Eine Zusammenarbeit mit der Regisseurin und ihrer freien Gruppe „Vor dem Theater“ gibt es aber schon beim zweiten Familienkonzert, das im März seine Uraufführung in der Halle neun erleben wird. „Suche Freund!“ erzählt von Max, einer Art Buster-Keaton-Figur, die ihrer Einsamkeit entfliehen möchte und deshalb eine Anzeige aufgibt: „Suche Freund!“ Max findet Leo – einen Hund. Die beiden verstehen sich perfekt – bis Paul auftaucht. Das Besondere daran ist: Alle drei Figuren werden von Artisten dargestellt. Denn Daniela Aues Truppe orientiert sich am experimentellen Bewegungstheater. Und Max wird auch jonglieren und zaubern können. „Ich bin gespannt, wie die drei meinen Soundtrack aufnehmen und ihn mit ihren Mitteln bebildern“, erklärt Kiesbauer.

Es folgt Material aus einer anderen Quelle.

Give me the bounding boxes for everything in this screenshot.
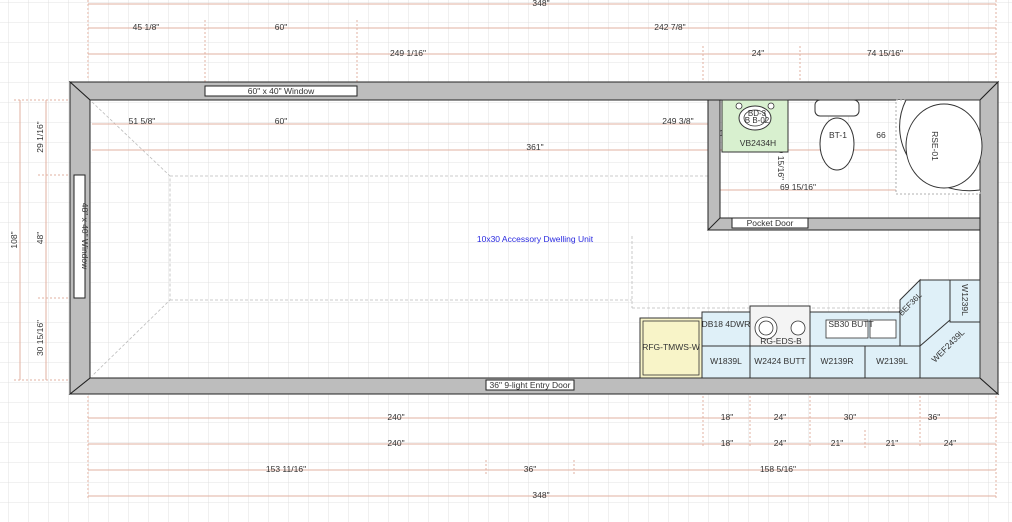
dim-top-2: 60" <box>275 22 287 32</box>
dim-int-1: 51 5/8" <box>129 116 156 126</box>
fridge[interactable]: RFG-TMWS-W <box>639 317 703 379</box>
dim-bottom-3-c: 158 5/16" <box>760 464 796 474</box>
dim-overall-top: 348" <box>532 0 549 8</box>
dim-int-2: 60" <box>275 116 287 126</box>
dim-bottom-2-b: 18" <box>721 438 733 448</box>
db18-label[interactable]: DB18 4DWR <box>702 319 751 329</box>
dim-bottom-1-d: 30" <box>844 412 856 422</box>
dim-top-3: 242 7/8" <box>654 22 685 32</box>
dim-left-2: 48" <box>35 232 45 244</box>
window-top[interactable]: 60" x 40" Window <box>204 85 358 97</box>
dim-bottom-2-a: 240" <box>387 438 404 448</box>
dim-top-row2-mid: 24" <box>752 48 764 58</box>
dim-int-long: 361" <box>526 142 543 152</box>
dim-left-3: 30 15/16" <box>35 320 45 356</box>
floor-plan-canvas: 348" 45 1/8" 60" 242 7/8" 249 1/16" 24" … <box>0 0 1012 522</box>
window-left-label: 48" x 40" Window <box>80 203 90 270</box>
vanity-label: VB2434H <box>740 138 776 148</box>
dim-left-1: 29 1/16" <box>35 121 45 152</box>
dim-left-total: 108" <box>9 231 19 248</box>
dim-int-3: 249 3/8" <box>662 116 693 126</box>
toilet-label: BT-1 <box>829 130 847 140</box>
w1839l-label[interactable]: W1839L <box>710 356 742 366</box>
shower[interactable]: RSE-01 <box>895 99 983 195</box>
dim-bottom-2-f: 24" <box>944 438 956 448</box>
dim-bath-width: 69 15/16" <box>780 182 816 192</box>
fridge-label: RFG-TMWS-W <box>642 342 700 352</box>
window-top-label: 60" x 40" Window <box>248 86 315 96</box>
pocket-door-label: Pocket Door <box>747 218 794 228</box>
dim-bottom-2-e: 21" <box>886 438 898 448</box>
sink-label-mid: B B-02 <box>745 116 770 125</box>
dim-top-1: 45 1/8" <box>133 22 160 32</box>
dim-top-row2-right: 74 15/16" <box>867 48 903 58</box>
vanity[interactable]: BD-3 B B-02 VB2434H <box>721 99 789 153</box>
w2139r-label[interactable]: W2139R <box>820 356 853 366</box>
entry-door[interactable]: 36" 9-light Entry Door <box>485 379 575 391</box>
dim-bottom-1-b: 18" <box>721 412 733 422</box>
dim-top-row2-left: 249 1/16" <box>390 48 426 58</box>
pocket-door[interactable]: Pocket Door <box>731 217 809 229</box>
sink-base-label: SB30 BUTT <box>828 319 873 329</box>
plan-title: 10x30 Accessory Dwelling Unit <box>477 234 594 244</box>
sink-base[interactable]: SB30 BUTT <box>825 319 897 339</box>
dim-bottom-1-c: 24" <box>774 412 786 422</box>
dim-bath-small-right: 66 <box>876 130 886 140</box>
entry-door-label: 36" 9-light Entry Door <box>490 380 571 390</box>
dim-bottom-3-b: 36" <box>524 464 536 474</box>
w2139l-label[interactable]: W2139L <box>876 356 908 366</box>
w2424-label[interactable]: W2424 BUTT <box>754 356 806 366</box>
range-label: RG-EDS-B <box>760 336 802 346</box>
dim-bottom-3-a: 153 11/16" <box>266 464 306 474</box>
w1239l-label[interactable]: W1239L <box>960 284 970 316</box>
dim-bottom-1-e: 36" <box>928 412 940 422</box>
dim-bottom-2-d: 21" <box>831 438 843 448</box>
dim-overall-bottom: 348" <box>532 490 549 500</box>
dim-bottom-2-c: 24" <box>774 438 786 448</box>
shower-label: RSE-01 <box>930 131 940 161</box>
dim-bottom-1-a: 240" <box>387 412 404 422</box>
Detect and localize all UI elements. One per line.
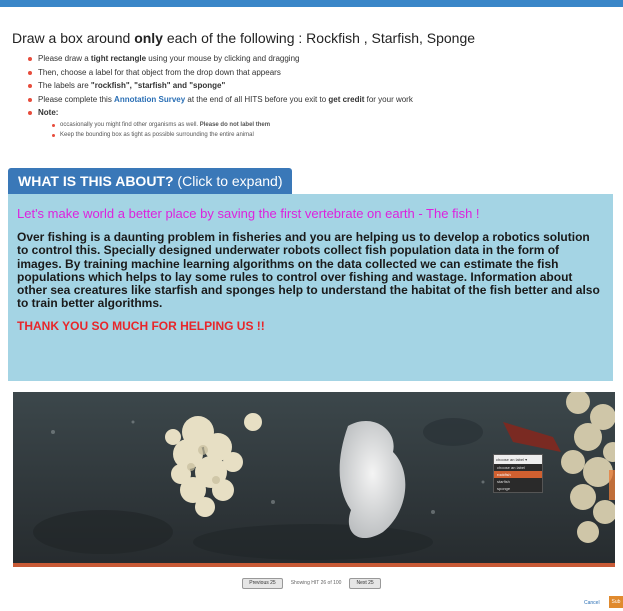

Für dieses Projekt konnte er das Ansbacher Kammerorchester zu einer Kooperation gewinnen. Uraufführung wird am 13. März 2016 in Ingolstadt sein, danach ist „Suche Freund!“ in Ansbach zu sehen.

Und: Kiesbauer und Aue haben sogar ein neues Festival mit Aufführungen und Workshops ins Leben gerufen, das vom 3. bis 5. Juni 2016 in der Ansbacher Palmenhalle über die Bühne gehen wird. Darin geht es um neue Konzert- und Theaterformen, in denen die Genregrenzen aufgehoben werden und neue Formate entstehen.

„Hier kommt Franz“ am Sonntag, 14.30 Uhr, im Ingolstädter Festsaal.